Yesh Atid chair Yair Lapid joined voices calling the decision anti-Semitic and said it would “strengthen terror against Israel,” in a letter to European Union countries’ ambassadors in Israel. “This move, proposed by the BDS [boycott, sanctions and divestment] movement, may ultimately lead to a total economic boycott of the State of Israel. This is a decision that will only harden Palestinian positions and pushes off the chance for a political solution.” Writing on Twitter, Lapid said the decision discriminates against Israel while “Jews are being stabbed on the streets.”

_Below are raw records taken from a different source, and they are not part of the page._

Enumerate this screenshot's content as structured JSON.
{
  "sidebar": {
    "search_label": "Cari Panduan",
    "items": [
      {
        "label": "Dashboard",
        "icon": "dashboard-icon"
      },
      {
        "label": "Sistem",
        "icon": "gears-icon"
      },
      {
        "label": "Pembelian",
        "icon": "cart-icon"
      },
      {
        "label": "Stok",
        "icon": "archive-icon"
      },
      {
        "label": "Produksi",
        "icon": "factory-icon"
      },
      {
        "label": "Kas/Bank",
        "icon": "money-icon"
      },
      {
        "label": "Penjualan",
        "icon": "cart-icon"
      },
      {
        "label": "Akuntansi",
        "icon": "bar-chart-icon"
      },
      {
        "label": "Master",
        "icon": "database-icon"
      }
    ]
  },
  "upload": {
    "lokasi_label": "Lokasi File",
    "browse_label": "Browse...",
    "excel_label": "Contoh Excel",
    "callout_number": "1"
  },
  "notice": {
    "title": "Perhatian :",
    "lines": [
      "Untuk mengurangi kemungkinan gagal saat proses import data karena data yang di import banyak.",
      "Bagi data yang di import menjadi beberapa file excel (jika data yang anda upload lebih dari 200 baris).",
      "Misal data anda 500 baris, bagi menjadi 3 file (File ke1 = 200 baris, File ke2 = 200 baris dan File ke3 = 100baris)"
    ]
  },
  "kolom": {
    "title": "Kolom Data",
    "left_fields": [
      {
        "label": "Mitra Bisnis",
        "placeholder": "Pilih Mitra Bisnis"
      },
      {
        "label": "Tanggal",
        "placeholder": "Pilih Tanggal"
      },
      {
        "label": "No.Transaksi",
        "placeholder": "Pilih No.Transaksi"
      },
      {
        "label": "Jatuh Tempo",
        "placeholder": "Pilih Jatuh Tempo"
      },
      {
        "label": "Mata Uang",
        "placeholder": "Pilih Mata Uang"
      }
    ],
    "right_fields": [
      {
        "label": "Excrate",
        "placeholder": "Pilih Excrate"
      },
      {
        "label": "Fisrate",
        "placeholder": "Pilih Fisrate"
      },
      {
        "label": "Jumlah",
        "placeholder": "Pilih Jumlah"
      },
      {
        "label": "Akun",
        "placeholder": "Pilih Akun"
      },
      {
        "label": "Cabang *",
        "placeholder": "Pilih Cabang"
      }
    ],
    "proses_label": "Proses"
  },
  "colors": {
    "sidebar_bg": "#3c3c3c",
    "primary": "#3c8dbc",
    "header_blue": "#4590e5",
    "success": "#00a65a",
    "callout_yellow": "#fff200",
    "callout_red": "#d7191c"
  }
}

In the UK, there are hate laws whereby enemies of the country are denied entrée to the nation. The United States has a myriad of laws and systems to ensure that those opposed to America do not enter our boundaries. In any democracy, someone seeking to harm a country is not permitted to enter.
Prime Minister Netanyahu has rightfully noted that, “The boycott generators do not see the settlements in Judea and Samaria but the settlements in Tel Aviv-Jaffa, Beersheba, Haifa, and of course, Jerusalem, as the focus of the conflict.” There are those in the Jewish community that thread the needle” by being both “pro-Israel” and “pro-boycott” as long as the boycott is only of Judea, Samaria and Eastern Jerusalem. They are wrong.
This week, the LA Jewish Journal and NY Jewish Week wrongly defended David N. Myers and advocated he remain in his role as head of the Center for Jewish History. Curiously they did not even examine the possibility that the leader of the Jewish Library of Congress may be banned from Israel for his viewpoints.
We stand with PM Netanyahu who has noted “We must not cave into the pressure, [we must] expose the lies and attack the attackers. We shall unite forces in Israel and abroad, expose our enemy’s lies, and fight for the Israeli citizen’s right to live their lives peacefully and safely.”